CORTE DI CASSAZIONE – Ordinanza 02 maggio 2022, n. 13773
Rapporto di lavoro – Omissioni contributive – Errore materiale di calcolo – Contrasto tra motivazione e dispositivo letto in udienza – Nullità della sentenza – Inapplicabilità del procedimento di correzione degli errori materiali
Con sentenza del 7.10.15 la corte di appello di Roma, in parziale riforma della sentenza del 9.5.08 del tribunale della stessa sede, ha condannato RFI al pagare all’INPS Euro 754.499 a titolo di sanzioni ed interessi di mora.
In particolare, riferendosi ai contributi dovuti da RFI per rapporti di lavoro per i quali erano sorte contestazioni giudiziarie, la corte territoriale ha distinto il periodo precedente l’entrata in vigore della legge 388 del 2000 da quello successivo; nel primo caso ha riscontrato omissioni contributive e applicato le relative sanzioni in ragione del difetto di prova da parte dell’INPS circa la natura subordinata dei rapporti di lavoro; nel secondo caso ha riscontrato omissione in quanto, mutata la legge, si richiedeva un intento di occultamento del debito che, come già ritenuto dal giudice di primo grado, non sussisteva. Inoltre rilevato che “per errore materiale di calcolo” nel dispositivo letto in udienza era stata indicata la condanna per euro 458370, somma inferiore a quella effettivamente dovuta di euro 754.499 per come indicato dal consulente tecnico d’ufficio, la sentenza ha corretto il dispositivo con condanna alla somma da ultimo indicata.

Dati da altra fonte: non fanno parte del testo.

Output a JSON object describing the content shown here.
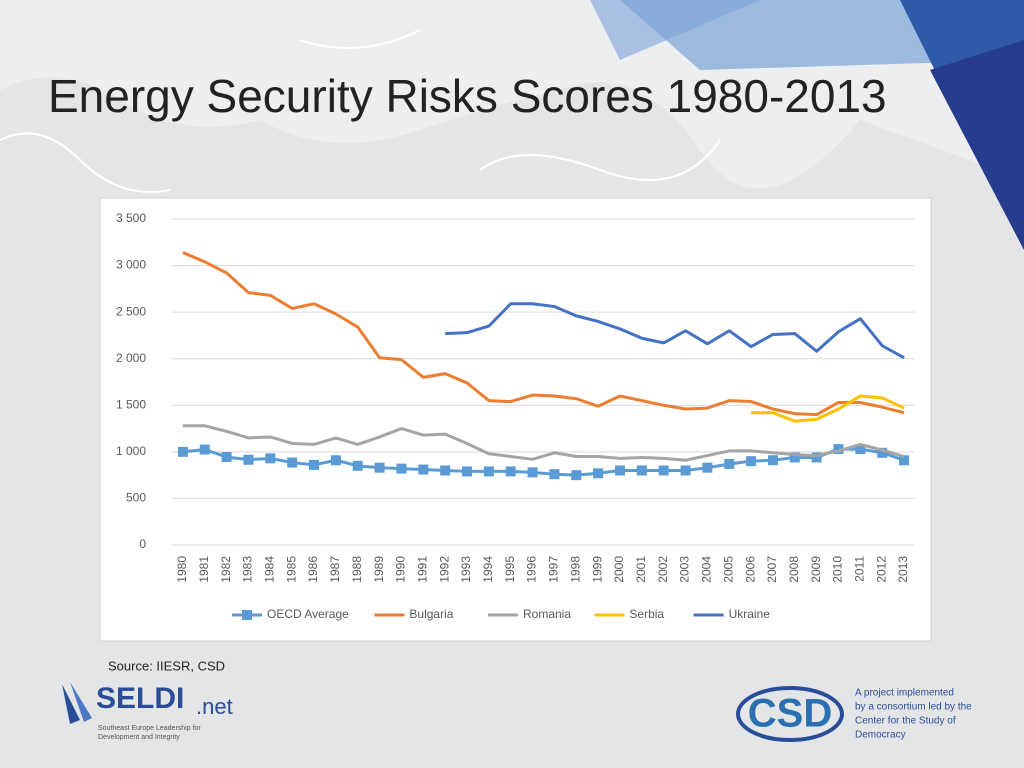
{
  "slide_title": "Energy Security Risks Scores 1980-2013",
  "source": "Source: IIESR, CSD",
  "logo_left": {
    "name": "SELDI",
    "suffix": ".net",
    "tagline": [
      "Southeast Europe Leadership for",
      "Development and Integrity"
    ]
  },
  "logo_right": {
    "name": "CSD",
    "text": [
      "A project implemented",
      "by a consortium led by the",
      "Center for the Study of",
      "Democracy"
    ]
  },
  "chart_data": {
    "type": "line",
    "categories": [
      "1980",
      "1981",
      "1982",
      "1983",
      "1984",
      "1985",
      "1986",
      "1987",
      "1988",
      "1989",
      "1990",
      "1991",
      "1992",
      "1993",
      "1994",
      "1995",
      "1996",
      "1997",
      "1998",
      "1999",
      "2000",
      "2001",
      "2002",
      "2003",
      "2004",
      "2005",
      "2006",
      "2007",
      "2008",
      "2009",
      "2010",
      "2011",
      "2012",
      "2013"
    ],
    "ylim": [
      0,
      3500
    ],
    "yticks": [
      0,
      500,
      {
        "value": 1000,
        "label": "1 000"
      },
      {
        "value": 1500,
        "label": "1 500"
      },
      {
        "value": 2000,
        "label": "2 000"
      },
      {
        "value": 2500,
        "label": "2 500"
      },
      {
        "value": 3000,
        "label": "3 000"
      },
      {
        "value": 3500,
        "label": "3 500"
      }
    ],
    "grid": true,
    "legend": "bottom",
    "series": [
      {
        "name": "OECD Average",
        "color": "#5b9bd5",
        "marker": "square",
        "values": [
          1000,
          1025,
          945,
          915,
          930,
          885,
          860,
          910,
          850,
          830,
          820,
          810,
          800,
          790,
          790,
          790,
          780,
          760,
          750,
          770,
          800,
          800,
          800,
          800,
          830,
          870,
          900,
          910,
          940,
          940,
          1030,
          1030,
          990,
          910
        ]
      },
      {
        "name": "Bulgaria",
        "color": "#ed7d31",
        "values": [
          3140,
          3040,
          2920,
          2710,
          2680,
          2540,
          2590,
          2480,
          2340,
          2010,
          1990,
          1800,
          1840,
          1740,
          1550,
          1540,
          1610,
          1600,
          1570,
          1490,
          1600,
          1550,
          1500,
          1460,
          1470,
          1550,
          1540,
          1460,
          1410,
          1400,
          1530,
          1530,
          1480,
          1420
        ]
      },
      {
        "name": "Romania",
        "color": "#a5a5a5",
        "values": [
          1280,
          1280,
          1220,
          1150,
          1160,
          1090,
          1080,
          1150,
          1080,
          1160,
          1250,
          1180,
          1190,
          1090,
          980,
          950,
          920,
          990,
          950,
          950,
          930,
          940,
          930,
          910,
          960,
          1010,
          1010,
          990,
          970,
          960,
          1010,
          1080,
          1020,
          950
        ]
      },
      {
        "name": "Serbia",
        "color": "#ffc000",
        "values": [
          null,
          null,
          null,
          null,
          null,
          null,
          null,
          null,
          null,
          null,
          null,
          null,
          null,
          null,
          null,
          null,
          null,
          null,
          null,
          null,
          null,
          null,
          null,
          null,
          null,
          null,
          1420,
          1420,
          1330,
          1350,
          1460,
          1600,
          1580,
          1470
        ]
      },
      {
        "name": "Ukraine",
        "color": "#4472c4",
        "values": [
          null,
          null,
          null,
          null,
          null,
          null,
          null,
          null,
          null,
          null,
          null,
          null,
          2270,
          2280,
          2350,
          2590,
          2590,
          2560,
          2460,
          2400,
          2320,
          2220,
          2170,
          2300,
          2160,
          2300,
          2130,
          2260,
          2270,
          2080,
          2290,
          2430,
          2140,
          2010
        ]
      }
    ]
  }
}
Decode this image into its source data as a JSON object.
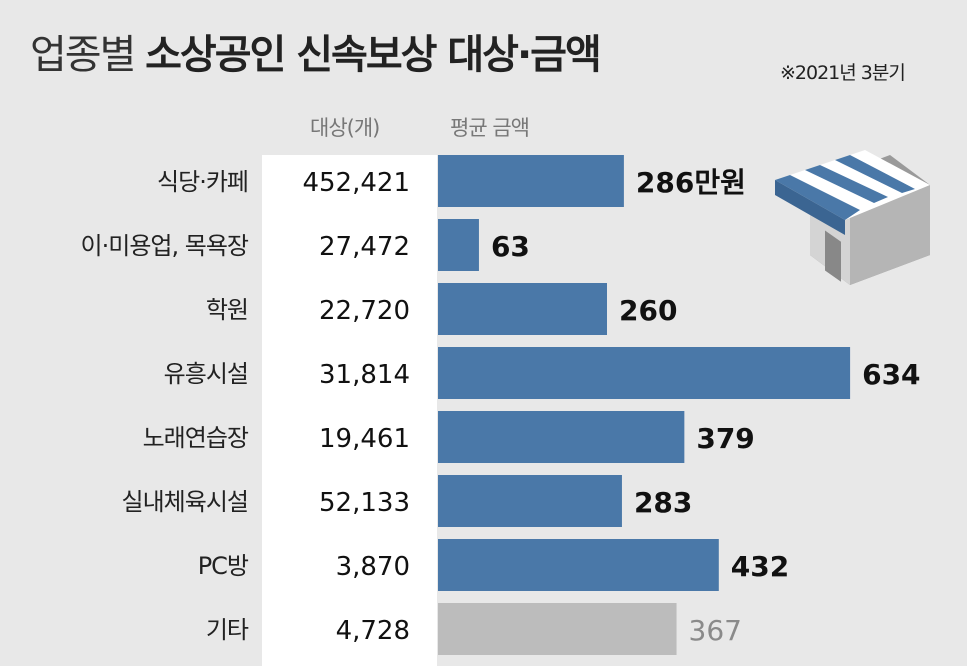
{
  "title": {
    "light": "업종별",
    "bold": "소상공인 신속보상 대상·금액"
  },
  "note": "※2021년 3분기",
  "columns": {
    "count": "대상(개)",
    "amount": "평균 금액"
  },
  "unit_suffix": "만원",
  "colors": {
    "bar": "#4a78a8",
    "bar_other": "#bcbcbc",
    "background": "#e8e8e8",
    "count_column": "#ffffff"
  },
  "store_icon": "store-awning-icon",
  "chart_data": {
    "type": "bar",
    "orientation": "horizontal",
    "categories": [
      "식당·카페",
      "이·미용업, 목욕장",
      "학원",
      "유흥시설",
      "노래연습장",
      "실내체육시설",
      "PC방",
      "기타"
    ],
    "counts": [
      "452,421",
      "27,472",
      "22,720",
      "31,814",
      "19,461",
      "52,133",
      "3,870",
      "4,728"
    ],
    "values": [
      286,
      63,
      260,
      634,
      379,
      283,
      432,
      367
    ],
    "value_labels": [
      "286만원",
      "63",
      "260",
      "634",
      "379",
      "283",
      "432",
      "367"
    ],
    "highlight_last_gray": true
  }
}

Avverso tale sentenza ricorre l’INPS per un motivo (che fa valere ex n. 4 il contrasto tra dispositivo e motivazione e lamenta violazione dell’articolo 132 numero 4 c.p.c.); resiste la società datrice di lavoro con controricorso illustrato da memoria (che deduce l’inammissibilità del ricorso trattandosi di errore materiale).
Il ricorso è fondato.
Non solo vi è un oggettivo contrasto tra la motivazione ed il dispositivo letto all’udienza, ma la sentenza impugnata ha emesso nuovo dispositivo in sostituzione del precedente al fine di correggere l’errore ivi contenuto, in violazione delle regole processuali, che attribuiscono autonoma valenza giuridica ed immutabilità al dispositivo letto in udienza.
Il vizio della sentenza ne importa una nullità non emendabile con il procedimento di correzione degli errori materiali, rendendosi necessaria la cassazione della sentenza.
In tema, si richiama la giurisprudenza di questa Corte (Sez. L, Ordinanza n. 21885 del 26/10/2010, Rv. 615354 – 01; Sez. L, Sentenza n. 8894 del 14/04/2010, Rv. 612953 – 01); Sez. 3, Sentenza n. 7698 del 21/03/2008, Rv. 602162 – 01 e Sez. 2, Sentenza n. 5939 del 12/03/2018, Rv. 647850 – 01), che ha affermato che nel rito del lavoro il dispositivo della sentenza non è – come nel rito ordinario – un atto puramente interno, modificabile dallo stesso giudice fino a quando la sentenza non venga pubblicata, ma è atto di rilevanza esterna, che racchiude gli elementi del comando giudiziale i quali non possono essere mutati in sede di redazione della motivazione, atteso che la sua lettura in udienza fissa in maniera immodificabile tale comando portandolo ad immediata conoscenza delle parti. Ne consegue che il contrasto insanabile fra motivazione e dispositivo determina la nullità della sentenza, né può, pertanto, in tale ipotesi trovare applicazione il procedimento di correzione ex art. 287 cod. proc. civ..
La causa deve quindi essere rinviata alla stessa corte d’appello in diversa composizione al fine di un nuovo esame ed anche per le spese del giudizio di legittimità.
P.Q.M.
accoglie il ricorso; cassa la sentenza impugnata con rinvio alla medesima corte d’appello in diversa composizione anche per le spese del giudizio di legittimità.